These sentences, I guess, beat out: “Congratulations, you’re a millionaire!” and “The cancer has all been eliminated,” and “Your book has been accepted for publishing,” and “Yes, the salted caramel chocolate molten lava superduper cake comes in an extra-large size,” and “The Affordable Care Act passed.” Oh wait, the opposite of that. Even if you buy into this bullshit (and it is bullshit, we’ll get to that in a minute), these sentences are… just sentences. With Yoda-fied syntax and weird comma placement.
Because the language is dry and philosophizing, it might not be at first apparent what the crapdate is trying to say, but let me boil it down: government is bad, legislation is bad, Ayn Rand should be queen of the universe, Democrats hate rich people, and Obama is an illegal immigrant communist fascist Muslim Satan.
Here’s the problem (apart from the bullshittery) of such statements: economics is so complicated that it is nearly impossible to prove one economic philosophy as true and another as false. People study economic trends for their entire lives and come out with wildly different beliefs about what works and what doesn’t work. Making a blanket statement like “You cannot legislate the poor into prosperity by legislating the wealthy out of prosperity” might make the crapdate poster appear like they know what they are talking about, but in fact just the opposite is true: economics without attention to nuances is idiocy.
Aside from this, the crapdate is attempting to show that America is on the brink of failure because of small changes in legislation. In American society, nobody is trying to “legislate the wealthy out of prosperity.” Actually, we tax far less than most other developed countries:
So while the crapdate poster is assuming that a tiny increase in taxes means the “end of any nation,” it is clear that much, much higher taxes are being paid by other nations that are doing just fine. And yet, these types of crapdates are popping up all over the place. The end is nigh! Socialism aka apocalypse! I’m moving to Canada (a better option for them would be Chile or Mexico)!
The ACA, and its stubborn refusal to ignore the poor and sick, has provoked these types of crapdates, and is the most concrete example of an increase in government intervention. People who believe that increased government is always bad are taking this chance to point out all of the flaws with any sort of legislation, and are doing so by spouting off important sounding sentences, academic language, and weird syntax. But what happens when we look at the facts?
It’s tough to create the perfect economic studies because there are so many variables: how do you know if government-issued health care is the reason that person A is doing better than person B; maybe it’s the fact that person A eats more carrots. Or person A comes from a long line of healthy people. Or person A never smoked. Or or or or or.
But. In 2008, Oreg0n didn’t have enough money to give everybody Medicaid that wanted it, so they did a lottery. And bam! 10,000 people were randomly chosen to get government health care, 80,000 were not, and Harvard professor of health economics Katherine Baicker seized the opportunity. Planet Money did a great podcast on the study, with all sorts of details, and it’s well worth investing five minutes of listening. Spoiler alert: people who received the Medicaid were dramatically better off than people who did not. They were healthier, they were happier, they were less likely to have to take out loans for other needs, their credit scores were better; in short, the people who got the government aid were in the position where they could better their lives. Those without Medicaid faced increased challenges in all areas of their lives, and were less likely to be able to pull themselves up out of poverty. By not providing the aid, the government in effect sheared off their bootstraps.

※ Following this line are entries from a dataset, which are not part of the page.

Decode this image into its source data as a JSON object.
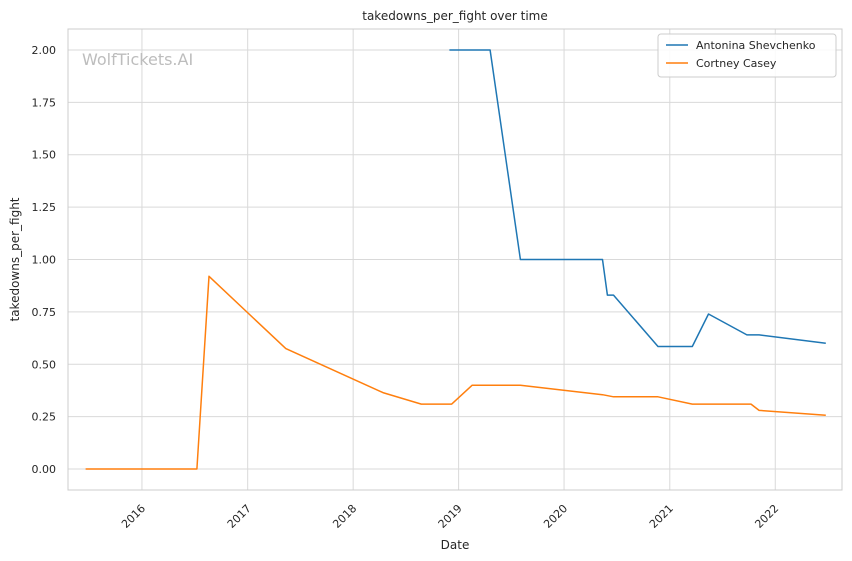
{
  "chart_data": {
    "type": "line",
    "title": "takedowns_per_fight over time",
    "xlabel": "Date",
    "ylabel": "takedowns_per_fight",
    "watermark": "WolfTickets.AI",
    "xlim": [
      "2015-04-20",
      "2022-08-20"
    ],
    "ylim": [
      -0.1,
      2.1
    ],
    "x_ticks": [
      "2016-01-01",
      "2017-01-01",
      "2018-01-01",
      "2019-01-01",
      "2020-01-01",
      "2021-01-01",
      "2022-01-01"
    ],
    "x_tick_labels": [
      "2016",
      "2017",
      "2018",
      "2019",
      "2020",
      "2021",
      "2022"
    ],
    "y_ticks": [
      0.0,
      0.25,
      0.5,
      0.75,
      1.0,
      1.25,
      1.5,
      1.75,
      2.0
    ],
    "y_tick_labels": [
      "0.00",
      "0.25",
      "0.50",
      "0.75",
      "1.00",
      "1.25",
      "1.50",
      "1.75",
      "2.00"
    ],
    "grid": true,
    "legend_position": "top-right",
    "series": [
      {
        "name": "Antonina Shevchenko",
        "color": "#1f77b4",
        "points": [
          [
            "2018-11-30",
            2.0
          ],
          [
            "2019-04-20",
            2.0
          ],
          [
            "2019-08-03",
            1.0
          ],
          [
            "2020-05-13",
            1.0
          ],
          [
            "2020-05-30",
            0.83
          ],
          [
            "2020-06-20",
            0.83
          ],
          [
            "2020-11-21",
            0.585
          ],
          [
            "2021-03-20",
            0.585
          ],
          [
            "2021-05-15",
            0.74
          ],
          [
            "2021-09-25",
            0.64
          ],
          [
            "2021-11-06",
            0.64
          ],
          [
            "2022-06-25",
            0.6
          ]
        ]
      },
      {
        "name": "Cortney Casey",
        "color": "#ff7f0e",
        "points": [
          [
            "2015-06-20",
            0.0
          ],
          [
            "2016-07-09",
            0.0
          ],
          [
            "2016-08-20",
            0.92
          ],
          [
            "2017-05-13",
            0.575
          ],
          [
            "2018-04-14",
            0.365
          ],
          [
            "2018-08-25",
            0.31
          ],
          [
            "2018-12-08",
            0.31
          ],
          [
            "2019-02-17",
            0.4
          ],
          [
            "2019-08-03",
            0.4
          ],
          [
            "2020-05-13",
            0.355
          ],
          [
            "2020-06-20",
            0.345
          ],
          [
            "2020-11-21",
            0.345
          ],
          [
            "2021-03-20",
            0.31
          ],
          [
            "2021-10-09",
            0.31
          ],
          [
            "2021-11-06",
            0.28
          ],
          [
            "2022-06-25",
            0.257
          ]
        ]
      }
    ]
  }
}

So those “best sentences” might make a crapdate poster feel smug, but they just don’t line up with the facts. You can legislate somebody out of poverty. More importantly, you can legislate them into poverty by not taking action when action is needed. The poor and the sick face huge barriers to prosperity, and suggesting that government assistance hurts them is just being blind to the facts.

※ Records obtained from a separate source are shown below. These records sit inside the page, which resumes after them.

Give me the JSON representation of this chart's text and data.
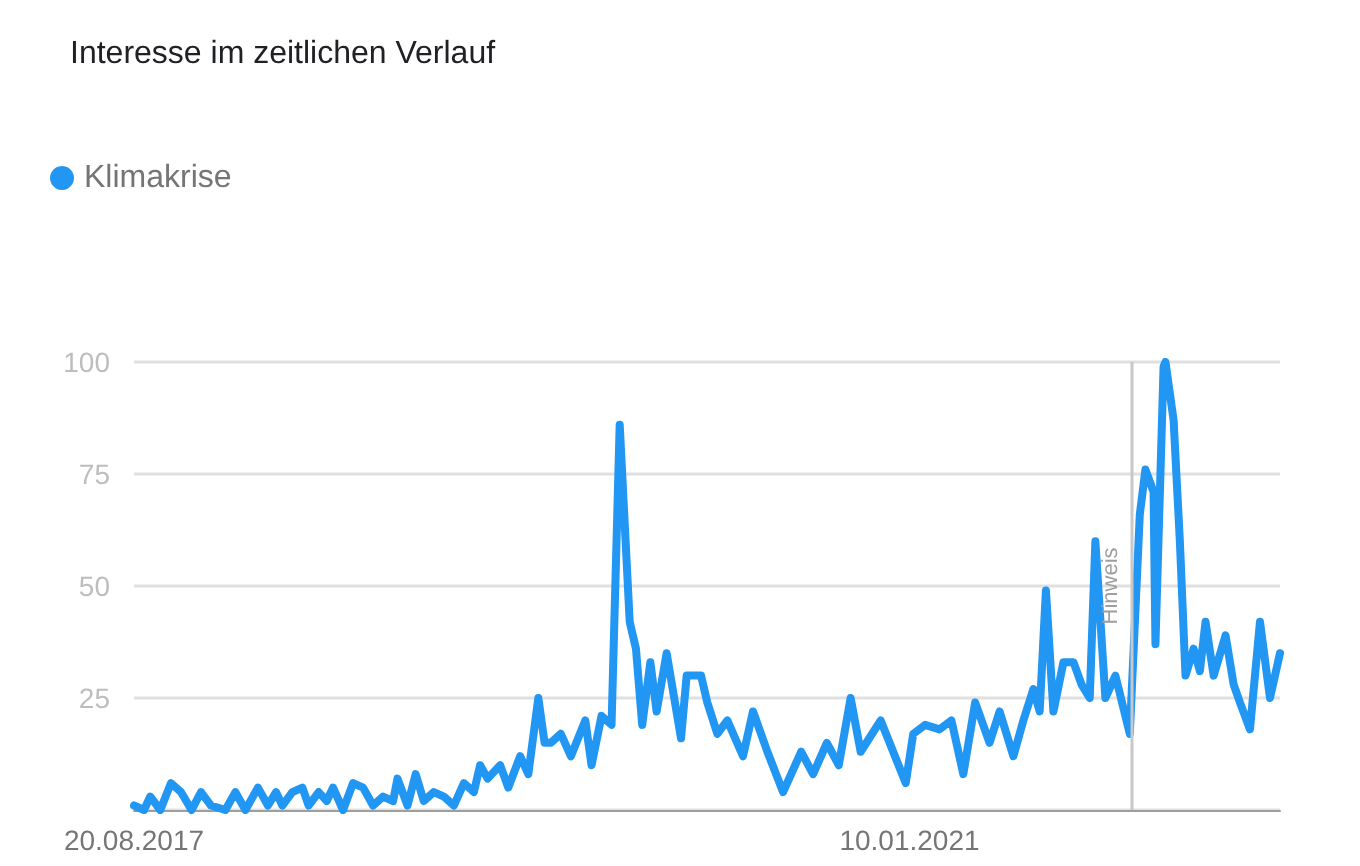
{
  "chart_data": {
    "type": "line",
    "title": "Interesse im zeitlichen Verlauf",
    "x": [
      "2017-08-20",
      "2017-09-05",
      "2017-09-15",
      "2017-10-01",
      "2017-10-18",
      "2017-11-03",
      "2017-11-20",
      "2017-12-05",
      "2017-12-21",
      "2018-01-13",
      "2018-01-29",
      "2018-02-14",
      "2018-03-06",
      "2018-03-22",
      "2018-04-04",
      "2018-04-14",
      "2018-04-30",
      "2018-05-16",
      "2018-05-26",
      "2018-06-11",
      "2018-06-24",
      "2018-07-04",
      "2018-07-20",
      "2018-08-05",
      "2018-08-21",
      "2018-09-06",
      "2018-09-22",
      "2018-10-08",
      "2018-10-15",
      "2018-10-31",
      "2018-11-13",
      "2018-11-26",
      "2018-12-12",
      "2018-12-28",
      "2019-01-13",
      "2019-01-29",
      "2019-02-14",
      "2019-02-24",
      "2019-03-08",
      "2019-03-28",
      "2019-04-10",
      "2019-04-29",
      "2019-05-12",
      "2019-05-28",
      "2019-06-07",
      "2019-06-17",
      "2019-07-03",
      "2019-07-19",
      "2019-08-11",
      "2019-08-21",
      "2019-09-06",
      "2019-09-22",
      "2019-10-05",
      "2019-10-21",
      "2019-10-31",
      "2019-11-10",
      "2019-11-23",
      "2019-12-03",
      "2019-12-19",
      "2020-01-11",
      "2020-01-20",
      "2020-02-12",
      "2020-02-22",
      "2020-03-09",
      "2020-03-25",
      "2020-04-19",
      "2020-05-05",
      "2020-05-28",
      "2020-06-22",
      "2020-07-21",
      "2020-08-09",
      "2020-08-31",
      "2020-09-19",
      "2020-10-08",
      "2020-10-24",
      "2020-11-25",
      "2021-01-04",
      "2021-01-16",
      "2021-02-04",
      "2021-02-27",
      "2021-03-18",
      "2021-04-06",
      "2021-04-25",
      "2021-05-18",
      "2021-06-03",
      "2021-06-25",
      "2021-07-11",
      "2021-07-27",
      "2021-08-06",
      "2021-08-16",
      "2021-08-28",
      "2021-09-13",
      "2021-09-29",
      "2021-10-12",
      "2021-10-25",
      "2021-11-03",
      "2021-11-19",
      "2021-12-05",
      "2021-12-28",
      "2022-01-13",
      "2022-01-22",
      "2022-02-04",
      "2022-02-07",
      "2022-02-20",
      "2022-02-23",
      "2022-03-08",
      "2022-03-18",
      "2022-03-27",
      "2022-04-09",
      "2022-04-19",
      "2022-04-28",
      "2022-05-11",
      "2022-05-30",
      "2022-06-12",
      "2022-06-22",
      "2022-07-08",
      "2022-07-24",
      "2022-08-09",
      "2022-08-25"
    ],
    "series": [
      {
        "name": "Klimakrise",
        "color": "#2196f3",
        "values": [
          1,
          0,
          3,
          0,
          6,
          4,
          0,
          4,
          1,
          0,
          4,
          0,
          5,
          1,
          4,
          1,
          4,
          5,
          1,
          4,
          2,
          5,
          0,
          6,
          5,
          1,
          3,
          2,
          7,
          1,
          8,
          2,
          4,
          3,
          1,
          6,
          4,
          10,
          7,
          10,
          5,
          12,
          8,
          25,
          15,
          15,
          17,
          12,
          20,
          10,
          21,
          19,
          86,
          42,
          36,
          19,
          33,
          22,
          35,
          16,
          30,
          30,
          24,
          17,
          20,
          12,
          22,
          13,
          4,
          13,
          8,
          15,
          10,
          25,
          13,
          20,
          6,
          17,
          19,
          18,
          20,
          8,
          24,
          15,
          22,
          12,
          20,
          27,
          22,
          49,
          22,
          33,
          33,
          28,
          25,
          60,
          25,
          30,
          17,
          66,
          76,
          71,
          37,
          99,
          100,
          87,
          60,
          30,
          36,
          31,
          42,
          30,
          39,
          28,
          24,
          18,
          42,
          25,
          35
        ]
      }
    ],
    "xlim": [
      "2017-08-20",
      "2022-08-25"
    ],
    "xticks": [
      {
        "value": "2017-08-20",
        "label": "20.08.2017"
      },
      {
        "value": "2021-01-10",
        "label": "10.01.2021"
      }
    ],
    "ylim": [
      0,
      100
    ],
    "yticks": [
      {
        "value": 0,
        "label": null
      },
      25,
      50,
      75,
      100
    ],
    "ref_lines": [
      {
        "axis": "x",
        "value": "2022-01-01",
        "label": "Hinweis"
      }
    ],
    "grid": "y",
    "legend": "top left",
    "marker": "none",
    "line_style": "solid"
  }
}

It’s not about “half the people” thinking that they can get by without working, and the other half having no incentive to work because the government robs them blind. Without support, people die. They can’t eat, they can’t get health care, they can’t get housing; how are they supposed to get jobs? And when those in poverty face bigger and bigger obstacles, when hunger and sickness become overwhelming, the people who have the most to worry about are those at the top who are so afraid of giving up one percent more of their income. The fastest path to revolution is by ignoring those in need; hungry and sick people will find a way to get their needs met. This type of legislation, this “taking care of” the “half” of the people who cannot take care of themselves, allows the rich to live peacefully. Inequalities lead to revolution, and revolution is not kind to those at the top.
You may not be able to multiply wealth by dividing it, but you can certainly maintain a peaceful society by reducing inequalities. You can destroy wealth by hoarding it.

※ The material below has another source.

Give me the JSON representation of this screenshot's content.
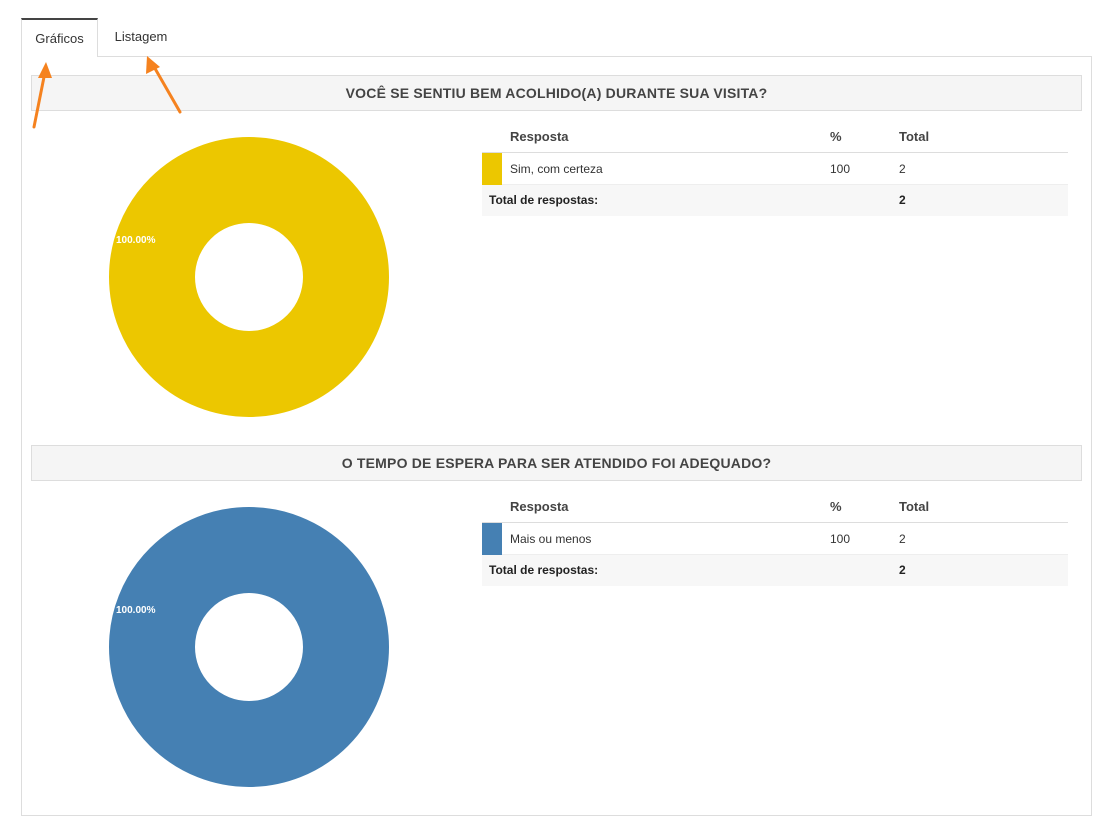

Don’t forget, the people that the crapdate poster is so afraid of “taking care of” are people. And when legislation such as the ACA is passed, it means that society is concerned about “taking care” of… society. The nation is not comprised of only those who are fortunate enough to be rich, but is made up of all echelons of society. Stop taking care of society, and watch it dissolve. And that is the definition of the beginning of the end of any nation.